I haven't been following closely the battles being waged on what US industry pension funds can invest in, and there are long-running debates over what's acceptable under "fiduciary duty" (which is not a narrow and neat concept as some like to think) but this goes a bit further...
"They can consider ESG factors “only if they present economic risks or opportunities that qualified investment professionals would treat as material economic considerations under generally accepted investment theories”;"
What's "generally accepted investment theories"? As I tweeted about a week ago, virtually everyone now accepts that climate change is a financial factor. CEOs of big American banks & asset owners talk about it. It's in the Bank of England's financial stability mandate. Etc.
And it's not just rhetorical or high level; there's so much work linking climate & other factors into things like: "benchmarks, expense ratios, fund size, long-term investment returns, volatility measures, investment manager tenure, and mix of asset types".

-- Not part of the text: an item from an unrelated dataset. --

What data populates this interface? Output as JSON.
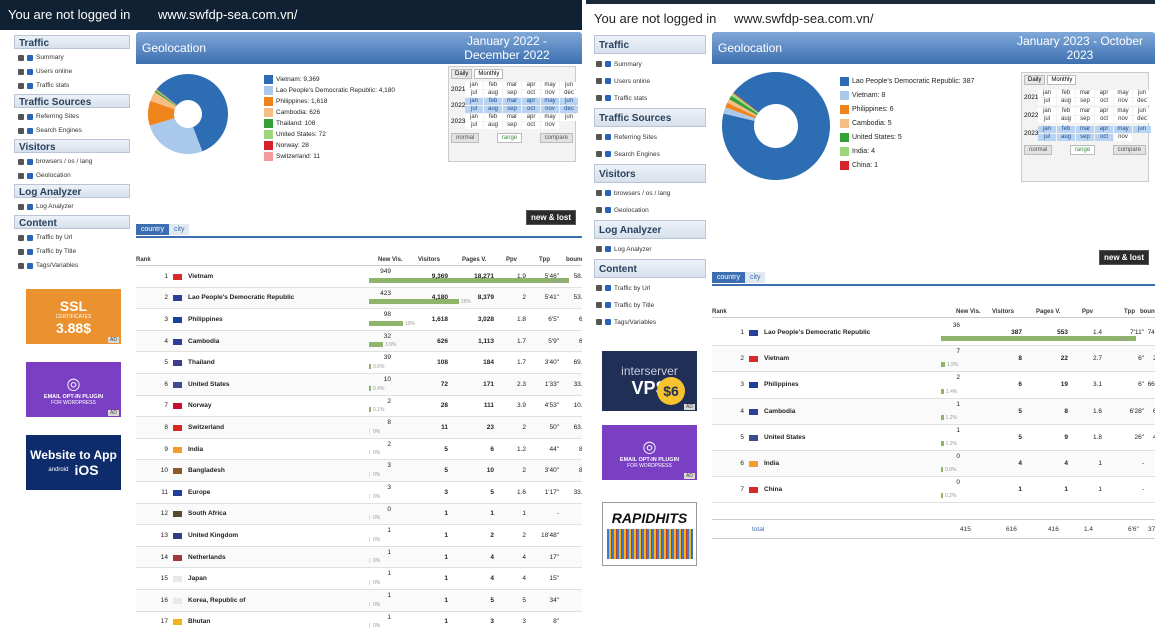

However, lots of people are also attached to certain narrow ideas about fiduciary duty. And Lisa Woll of US SIF says: "Generating more hurdles to the incorporation of ESG criteria will have a chilling effect" https://www.responsible-investor.com/articles/us-industry-groups-respond-to-government-proposals-to-limit-esg
So these rules might not even be implemented as proposed, but the *idea* of the rules might be more impactful than the detail. Creating exhausting, detailed barriers can be pretty effective.